On yesterday’s post, I featured this picture of my husband, Clif, and his friend John.
My blogging friend Tialys—who, by the way, has a wonderful blog—asked, “But why are they standing in the naughty corner?” (Clif and I had a good giggle over this question.)
I had never thought of the portrait that way, but I can see Tialys’s point. John and Clif are, after all, standing in a corner. After thinking about the question, I decided that further explanation was needed.
The corner is a backdrop at the Colby College Museum of Art in Waterville, Maine, and is part of an exhibit called I Am Not a Stranger: Portraits by Séan Alonzo Harris.
Here is an explanation of the exhibit from the museum’s website:
Presented by Waterville Creates! in partnership with the Colby Museum, I Am Not a Stranger: Portraits by Séan Alonzo Harris will include approximately fifty new studio photographs of Waterville residents….This major new work by Harris, an accomplished photographer who is new to Waterville but has lived and worked in Maine for over twenty years, aims to represent the people of Waterville, build bridges across difference, and create a platform for storytelling and community reflection rooted in our shared space.
I Am Not a Stranger includes some of Harris’s portraits of Waterville residents, and if you click here, you will see selected works from the exhibit.
The gray corner was also part of the exhibit, and I asked a woman working at the reception desk if museum goers were allowed to have their pictures taken against the backdrop.
“Oh, yes!” the woman answered. “Snap away!”
Hence the portrait of John and Clif, two very photogenic guys.

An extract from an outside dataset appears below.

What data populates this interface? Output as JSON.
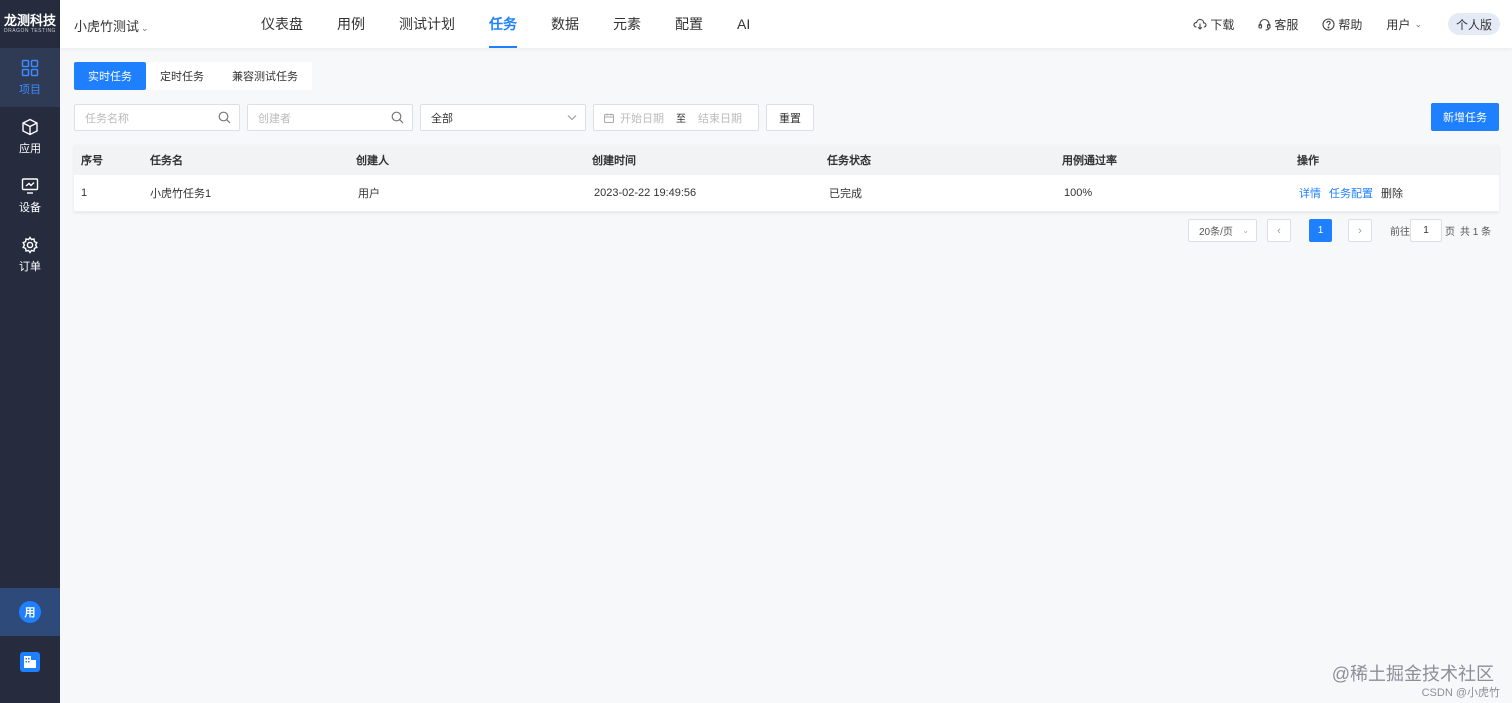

The corner backdrop can be interpreted in a number of humorous ways. But it seems to me that the gray background frames the Waterville residents—and John and Clif and anyone else—in a way that gives them dignity and attention that everyday folks don’t normally receive. The backdrop guides your gaze and encourages you to look, really look, at the people in the photographs. The black and white only serves to heighten the mood.
Here is the same picture in color.
Better in black and white, don’t you think?